Overlapping Features
We have used three different feature selection methods up to this point: elastic net, random forest feature importance, and forward/backward feature selection. The project then extracted the features that were chosen by all three methods. There are 8 features in total: weight_change, DryMouthSev, Adltotal, KPS, PainIntrf, cancertype, stdofcare, treatment_type. Figure 13 shows the detailed description and the categories of these 8 features. Among these eight features, two (DryMouthSev and PainIntrf) are symptoms; KPS, Adltotal, and weight_change are physical status variables; lastly, cancer_type, stdofcare, and treatment_type are medical record variables. We noticed that no psychological, demographic, or cognition variables were selected. This may provide insights for future data collection.
Data Preprocessing Pipeline Refinement
The pipeline aims to process raw data for physicians who are not familiar with code writing.
Existed Methods:
- Dimension reduction: PCA, NMF, ICA
- K-fold
- Encoder: Label, OneHot
- Imputer: KNN, DropNA, Mean, Median
Added Methods:
- Feature selection: Ridge, Lasso, Elastic Net
Conclusion
In conclusion, we believe even after modifications, the models using existing GA-based features cannot generate a solid prediction for target variable relative dose intensity. Among all the models utilized, logistic regression returned the best results on the baseline (Recall: 0.577, Accuracy: 0.665, F1: 0.665, AUC: 0.671). The replacement of all symptom features with SABI column didn’t give a significant improvement on the performance metrics. Since it is still under development by the research team, it would probably make some difference after modifications and trials.
Another issue is the limitation of dataset. The missing value reached a percentage of 10.6% for the target variable RDI, which was not ideal for our research. The possible solution is to collect the RDI as complete as possible in future studies, or could use the standard of care, representing whether the patient receiving the standard dose level or not, with a missing percentage <1% as the target variable [3].

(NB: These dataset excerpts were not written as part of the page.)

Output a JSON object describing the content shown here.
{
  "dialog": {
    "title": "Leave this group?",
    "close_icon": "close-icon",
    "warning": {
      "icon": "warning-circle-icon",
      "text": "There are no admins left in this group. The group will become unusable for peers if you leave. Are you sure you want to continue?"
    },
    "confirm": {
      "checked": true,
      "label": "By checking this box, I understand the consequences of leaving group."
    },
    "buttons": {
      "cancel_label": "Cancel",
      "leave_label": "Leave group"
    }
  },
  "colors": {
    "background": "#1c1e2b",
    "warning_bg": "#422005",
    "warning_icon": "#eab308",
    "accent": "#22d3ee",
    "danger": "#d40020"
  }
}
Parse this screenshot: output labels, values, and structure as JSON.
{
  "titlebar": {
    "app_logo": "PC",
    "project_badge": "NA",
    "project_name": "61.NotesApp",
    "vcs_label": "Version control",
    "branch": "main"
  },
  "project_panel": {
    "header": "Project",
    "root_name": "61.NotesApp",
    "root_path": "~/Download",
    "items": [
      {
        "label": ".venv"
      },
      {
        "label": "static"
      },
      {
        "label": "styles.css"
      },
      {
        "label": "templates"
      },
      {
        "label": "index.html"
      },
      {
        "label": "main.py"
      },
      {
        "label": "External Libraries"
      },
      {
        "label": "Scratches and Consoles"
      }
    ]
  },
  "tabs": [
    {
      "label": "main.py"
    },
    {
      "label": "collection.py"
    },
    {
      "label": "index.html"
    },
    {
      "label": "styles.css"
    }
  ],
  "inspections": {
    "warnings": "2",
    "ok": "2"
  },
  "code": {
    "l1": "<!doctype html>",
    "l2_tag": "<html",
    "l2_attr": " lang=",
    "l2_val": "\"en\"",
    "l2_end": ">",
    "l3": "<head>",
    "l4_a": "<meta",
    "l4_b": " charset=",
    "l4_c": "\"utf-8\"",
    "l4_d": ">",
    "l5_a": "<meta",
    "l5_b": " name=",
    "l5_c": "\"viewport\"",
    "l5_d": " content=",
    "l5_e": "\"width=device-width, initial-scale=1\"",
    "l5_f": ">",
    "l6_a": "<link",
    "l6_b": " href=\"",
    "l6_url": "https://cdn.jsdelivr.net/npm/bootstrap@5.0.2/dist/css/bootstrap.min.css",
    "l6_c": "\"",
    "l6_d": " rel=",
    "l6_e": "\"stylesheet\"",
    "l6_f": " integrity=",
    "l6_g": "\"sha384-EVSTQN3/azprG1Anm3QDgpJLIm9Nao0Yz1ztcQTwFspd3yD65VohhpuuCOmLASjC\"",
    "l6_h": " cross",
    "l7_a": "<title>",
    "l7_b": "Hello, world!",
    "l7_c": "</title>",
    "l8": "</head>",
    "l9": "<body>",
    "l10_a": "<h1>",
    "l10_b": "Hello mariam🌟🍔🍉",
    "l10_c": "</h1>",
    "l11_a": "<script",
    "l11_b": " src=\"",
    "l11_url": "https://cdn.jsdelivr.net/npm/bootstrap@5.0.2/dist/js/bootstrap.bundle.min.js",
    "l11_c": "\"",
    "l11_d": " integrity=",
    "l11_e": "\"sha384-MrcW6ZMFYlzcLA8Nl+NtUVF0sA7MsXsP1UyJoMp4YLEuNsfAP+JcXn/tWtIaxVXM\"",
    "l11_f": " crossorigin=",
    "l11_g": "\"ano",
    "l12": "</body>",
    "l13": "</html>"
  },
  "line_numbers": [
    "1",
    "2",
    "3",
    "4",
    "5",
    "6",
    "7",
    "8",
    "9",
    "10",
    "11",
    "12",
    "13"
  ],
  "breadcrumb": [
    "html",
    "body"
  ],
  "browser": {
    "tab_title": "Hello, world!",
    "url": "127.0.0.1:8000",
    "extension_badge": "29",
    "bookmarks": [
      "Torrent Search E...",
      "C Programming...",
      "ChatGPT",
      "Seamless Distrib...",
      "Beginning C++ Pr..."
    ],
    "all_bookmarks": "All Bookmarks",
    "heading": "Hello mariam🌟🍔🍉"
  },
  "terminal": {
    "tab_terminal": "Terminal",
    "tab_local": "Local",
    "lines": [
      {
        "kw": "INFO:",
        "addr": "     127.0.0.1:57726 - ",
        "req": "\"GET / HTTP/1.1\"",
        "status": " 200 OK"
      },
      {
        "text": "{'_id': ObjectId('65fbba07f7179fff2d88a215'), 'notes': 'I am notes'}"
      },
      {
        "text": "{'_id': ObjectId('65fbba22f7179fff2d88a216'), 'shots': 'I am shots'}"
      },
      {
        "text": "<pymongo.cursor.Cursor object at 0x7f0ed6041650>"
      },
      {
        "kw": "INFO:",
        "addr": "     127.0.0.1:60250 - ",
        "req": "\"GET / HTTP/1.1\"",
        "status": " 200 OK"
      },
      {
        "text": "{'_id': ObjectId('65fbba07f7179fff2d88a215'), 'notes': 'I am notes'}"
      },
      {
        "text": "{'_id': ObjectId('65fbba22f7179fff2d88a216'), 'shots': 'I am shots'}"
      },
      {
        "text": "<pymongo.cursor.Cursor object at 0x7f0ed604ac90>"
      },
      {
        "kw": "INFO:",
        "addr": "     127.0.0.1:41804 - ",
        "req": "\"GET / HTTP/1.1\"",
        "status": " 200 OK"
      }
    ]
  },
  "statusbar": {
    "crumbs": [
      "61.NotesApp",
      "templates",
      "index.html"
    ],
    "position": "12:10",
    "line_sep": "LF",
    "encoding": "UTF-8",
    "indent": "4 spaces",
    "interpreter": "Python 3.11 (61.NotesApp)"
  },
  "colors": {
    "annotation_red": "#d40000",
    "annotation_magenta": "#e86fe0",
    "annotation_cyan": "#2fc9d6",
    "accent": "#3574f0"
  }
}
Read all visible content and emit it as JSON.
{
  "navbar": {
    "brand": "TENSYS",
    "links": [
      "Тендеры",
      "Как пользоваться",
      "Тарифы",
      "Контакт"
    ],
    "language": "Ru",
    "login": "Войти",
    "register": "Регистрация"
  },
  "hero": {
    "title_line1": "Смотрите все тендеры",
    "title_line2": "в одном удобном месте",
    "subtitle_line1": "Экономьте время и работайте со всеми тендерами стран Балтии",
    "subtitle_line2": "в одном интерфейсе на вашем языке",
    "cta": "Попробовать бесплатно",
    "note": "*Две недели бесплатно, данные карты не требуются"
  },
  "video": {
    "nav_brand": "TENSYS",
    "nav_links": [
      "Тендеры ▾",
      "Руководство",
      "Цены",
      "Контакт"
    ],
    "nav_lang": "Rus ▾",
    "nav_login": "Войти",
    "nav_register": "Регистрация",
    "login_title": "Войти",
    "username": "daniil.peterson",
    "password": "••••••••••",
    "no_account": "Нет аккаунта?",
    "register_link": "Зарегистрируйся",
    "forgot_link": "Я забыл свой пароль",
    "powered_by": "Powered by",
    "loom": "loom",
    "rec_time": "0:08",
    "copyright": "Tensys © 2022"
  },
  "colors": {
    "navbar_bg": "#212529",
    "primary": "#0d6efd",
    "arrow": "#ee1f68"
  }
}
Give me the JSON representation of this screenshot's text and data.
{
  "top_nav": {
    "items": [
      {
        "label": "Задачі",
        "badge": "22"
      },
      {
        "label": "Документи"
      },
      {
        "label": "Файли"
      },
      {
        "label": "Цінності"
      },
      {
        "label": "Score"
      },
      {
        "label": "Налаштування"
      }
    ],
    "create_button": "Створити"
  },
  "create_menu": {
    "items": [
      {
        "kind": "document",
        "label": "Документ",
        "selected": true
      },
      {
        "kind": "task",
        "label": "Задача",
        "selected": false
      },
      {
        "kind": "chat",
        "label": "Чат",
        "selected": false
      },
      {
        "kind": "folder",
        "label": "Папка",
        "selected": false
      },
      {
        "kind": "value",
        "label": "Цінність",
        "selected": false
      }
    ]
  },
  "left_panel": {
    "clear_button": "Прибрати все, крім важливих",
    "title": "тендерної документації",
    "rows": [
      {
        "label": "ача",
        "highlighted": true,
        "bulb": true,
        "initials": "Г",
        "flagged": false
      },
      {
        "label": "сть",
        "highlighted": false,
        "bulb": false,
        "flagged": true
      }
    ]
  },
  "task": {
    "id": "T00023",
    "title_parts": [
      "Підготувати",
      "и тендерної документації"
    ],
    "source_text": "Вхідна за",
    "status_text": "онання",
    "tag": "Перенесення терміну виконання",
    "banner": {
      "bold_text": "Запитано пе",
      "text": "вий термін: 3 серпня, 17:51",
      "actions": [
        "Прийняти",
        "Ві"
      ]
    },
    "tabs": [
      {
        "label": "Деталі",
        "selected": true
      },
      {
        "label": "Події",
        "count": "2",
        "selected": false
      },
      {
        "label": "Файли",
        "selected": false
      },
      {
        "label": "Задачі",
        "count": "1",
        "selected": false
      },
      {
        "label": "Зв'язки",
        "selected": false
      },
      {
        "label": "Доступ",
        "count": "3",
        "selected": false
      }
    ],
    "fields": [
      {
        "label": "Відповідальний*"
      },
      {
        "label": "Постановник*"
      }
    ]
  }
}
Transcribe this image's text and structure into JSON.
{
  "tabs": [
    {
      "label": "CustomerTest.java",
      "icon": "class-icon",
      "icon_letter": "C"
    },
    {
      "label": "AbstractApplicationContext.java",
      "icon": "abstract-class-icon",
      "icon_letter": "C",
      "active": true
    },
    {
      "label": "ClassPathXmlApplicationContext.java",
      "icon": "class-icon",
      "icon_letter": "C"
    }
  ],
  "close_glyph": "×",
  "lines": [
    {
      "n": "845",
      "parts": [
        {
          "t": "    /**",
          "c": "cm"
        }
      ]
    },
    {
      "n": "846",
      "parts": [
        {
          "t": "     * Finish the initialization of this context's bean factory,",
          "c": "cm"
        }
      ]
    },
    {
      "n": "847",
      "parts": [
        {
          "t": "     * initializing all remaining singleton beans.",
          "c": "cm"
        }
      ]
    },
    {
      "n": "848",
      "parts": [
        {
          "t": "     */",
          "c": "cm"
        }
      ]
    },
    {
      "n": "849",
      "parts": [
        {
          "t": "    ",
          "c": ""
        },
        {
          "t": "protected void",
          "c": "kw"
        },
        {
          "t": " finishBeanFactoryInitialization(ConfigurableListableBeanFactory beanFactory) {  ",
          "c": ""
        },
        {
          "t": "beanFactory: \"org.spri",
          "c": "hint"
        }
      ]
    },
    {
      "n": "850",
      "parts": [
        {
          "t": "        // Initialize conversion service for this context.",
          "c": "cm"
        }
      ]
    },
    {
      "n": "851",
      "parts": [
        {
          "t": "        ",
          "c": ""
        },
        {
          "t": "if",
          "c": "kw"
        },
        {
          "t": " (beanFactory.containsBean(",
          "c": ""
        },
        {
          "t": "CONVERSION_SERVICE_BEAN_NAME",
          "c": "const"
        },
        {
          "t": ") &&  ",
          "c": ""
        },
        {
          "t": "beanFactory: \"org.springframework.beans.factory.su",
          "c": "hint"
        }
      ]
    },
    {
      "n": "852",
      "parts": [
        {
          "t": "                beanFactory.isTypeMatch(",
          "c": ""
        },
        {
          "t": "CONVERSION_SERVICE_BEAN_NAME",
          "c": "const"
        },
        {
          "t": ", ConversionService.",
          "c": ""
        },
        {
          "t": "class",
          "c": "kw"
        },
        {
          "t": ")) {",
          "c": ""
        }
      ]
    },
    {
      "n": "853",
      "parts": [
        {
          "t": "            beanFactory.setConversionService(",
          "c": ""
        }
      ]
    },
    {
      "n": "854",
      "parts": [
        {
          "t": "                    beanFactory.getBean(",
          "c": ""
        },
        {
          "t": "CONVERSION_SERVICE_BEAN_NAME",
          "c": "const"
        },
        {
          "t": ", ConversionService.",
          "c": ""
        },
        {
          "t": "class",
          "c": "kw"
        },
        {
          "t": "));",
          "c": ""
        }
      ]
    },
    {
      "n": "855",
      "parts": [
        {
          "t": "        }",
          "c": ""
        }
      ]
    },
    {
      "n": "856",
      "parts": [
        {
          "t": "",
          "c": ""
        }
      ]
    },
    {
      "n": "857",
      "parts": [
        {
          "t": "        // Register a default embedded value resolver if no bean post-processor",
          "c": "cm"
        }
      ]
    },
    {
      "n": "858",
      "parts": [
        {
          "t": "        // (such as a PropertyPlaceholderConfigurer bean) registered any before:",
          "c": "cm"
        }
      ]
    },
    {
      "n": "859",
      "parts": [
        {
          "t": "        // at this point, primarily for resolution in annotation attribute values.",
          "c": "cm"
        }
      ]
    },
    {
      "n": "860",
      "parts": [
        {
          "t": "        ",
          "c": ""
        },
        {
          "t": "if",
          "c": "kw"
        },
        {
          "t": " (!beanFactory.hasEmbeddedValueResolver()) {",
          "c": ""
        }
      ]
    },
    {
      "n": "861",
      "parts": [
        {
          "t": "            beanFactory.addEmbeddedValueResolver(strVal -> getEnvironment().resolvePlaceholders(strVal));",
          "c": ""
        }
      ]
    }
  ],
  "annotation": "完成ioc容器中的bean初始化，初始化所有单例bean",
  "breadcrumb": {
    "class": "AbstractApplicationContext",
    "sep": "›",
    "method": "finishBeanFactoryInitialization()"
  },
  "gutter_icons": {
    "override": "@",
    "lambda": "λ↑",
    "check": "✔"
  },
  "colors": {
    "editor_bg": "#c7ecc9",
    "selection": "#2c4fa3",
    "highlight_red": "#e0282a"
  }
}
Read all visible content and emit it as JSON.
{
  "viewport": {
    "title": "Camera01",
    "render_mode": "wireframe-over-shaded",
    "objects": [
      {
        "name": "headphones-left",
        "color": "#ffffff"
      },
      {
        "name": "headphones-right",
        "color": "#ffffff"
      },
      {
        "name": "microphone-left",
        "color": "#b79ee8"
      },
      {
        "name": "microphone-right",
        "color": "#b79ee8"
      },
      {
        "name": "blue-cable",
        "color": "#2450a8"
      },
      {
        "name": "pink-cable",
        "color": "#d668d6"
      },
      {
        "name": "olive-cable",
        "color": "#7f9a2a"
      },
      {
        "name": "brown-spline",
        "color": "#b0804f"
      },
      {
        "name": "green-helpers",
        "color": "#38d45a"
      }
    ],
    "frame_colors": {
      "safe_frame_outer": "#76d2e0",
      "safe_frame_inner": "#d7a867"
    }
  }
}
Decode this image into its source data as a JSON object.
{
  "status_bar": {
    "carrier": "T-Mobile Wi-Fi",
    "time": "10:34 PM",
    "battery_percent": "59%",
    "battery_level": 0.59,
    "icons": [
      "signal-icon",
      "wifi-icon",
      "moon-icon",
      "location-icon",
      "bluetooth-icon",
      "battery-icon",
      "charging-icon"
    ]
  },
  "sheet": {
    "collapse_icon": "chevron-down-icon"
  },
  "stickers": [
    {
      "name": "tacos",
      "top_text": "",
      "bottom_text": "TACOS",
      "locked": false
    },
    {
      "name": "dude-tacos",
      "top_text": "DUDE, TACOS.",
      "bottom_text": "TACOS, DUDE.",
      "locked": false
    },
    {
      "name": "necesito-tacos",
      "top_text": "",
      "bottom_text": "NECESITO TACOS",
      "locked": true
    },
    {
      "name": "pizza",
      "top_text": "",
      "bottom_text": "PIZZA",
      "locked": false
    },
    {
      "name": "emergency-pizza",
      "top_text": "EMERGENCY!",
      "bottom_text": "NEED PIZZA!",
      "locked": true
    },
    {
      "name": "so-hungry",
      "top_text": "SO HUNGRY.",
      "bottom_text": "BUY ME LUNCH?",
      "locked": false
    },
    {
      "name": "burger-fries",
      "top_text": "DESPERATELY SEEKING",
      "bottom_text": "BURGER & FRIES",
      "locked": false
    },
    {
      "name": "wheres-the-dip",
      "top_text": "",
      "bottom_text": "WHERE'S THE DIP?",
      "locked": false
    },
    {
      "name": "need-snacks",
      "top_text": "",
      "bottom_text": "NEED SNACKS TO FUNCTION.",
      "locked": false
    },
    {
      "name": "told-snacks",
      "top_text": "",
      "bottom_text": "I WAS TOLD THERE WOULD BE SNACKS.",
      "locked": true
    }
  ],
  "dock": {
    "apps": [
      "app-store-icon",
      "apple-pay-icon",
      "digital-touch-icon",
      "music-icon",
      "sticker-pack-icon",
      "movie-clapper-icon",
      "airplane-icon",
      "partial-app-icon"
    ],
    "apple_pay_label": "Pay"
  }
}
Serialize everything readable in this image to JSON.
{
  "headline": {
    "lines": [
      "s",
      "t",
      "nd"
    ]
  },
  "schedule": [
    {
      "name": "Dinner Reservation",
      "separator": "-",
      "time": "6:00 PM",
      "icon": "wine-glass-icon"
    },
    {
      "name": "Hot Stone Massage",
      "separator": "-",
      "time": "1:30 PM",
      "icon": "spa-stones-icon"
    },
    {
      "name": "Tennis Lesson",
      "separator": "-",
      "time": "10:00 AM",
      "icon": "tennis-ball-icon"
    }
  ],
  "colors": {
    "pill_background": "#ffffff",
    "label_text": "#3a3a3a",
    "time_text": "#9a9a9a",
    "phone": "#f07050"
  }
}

Though current models provided acceptable test results, they could not provide constructive suggestions to clinicians. But we still hope that this research could provide some insightful ideas to future studies. First, this project added some new data preprocessing method to the pipeline, which might be utilized in future use of softwares in the cancer treatment process, providing more methods to select for clinicians. In addition, our project is at the first few phases of the overall cancer project for older people at the Wilmot Cancer Institute, the feature selection results could also point out insightful directions in future data collection. It is very time-consuming and costly to collect data from patients. Based on the overlapping results of feature selection, we hope that the geriatric assessment could emphasize more features on the physical status of older patients since it could be used to investigate their potential status of having chemotherapy. For the features related to self-assessment, we hope that they could be replaced with some objective evaluations standardized by physicians. Under this circumstance, the geriatric assessment would still monitor and assess features from various domain but with a more accurate and objective perspective. These conclusions could provide insightful suggestions to the future studies on the investigations related to GA-based features of older patients with advanced cancer and the effectiveness of chemotherapy.
Acknowledgement
We appreciate the help from our project mentor Prof. Anand from GIDS and our sponsor Dr. Ramsdale from URMC.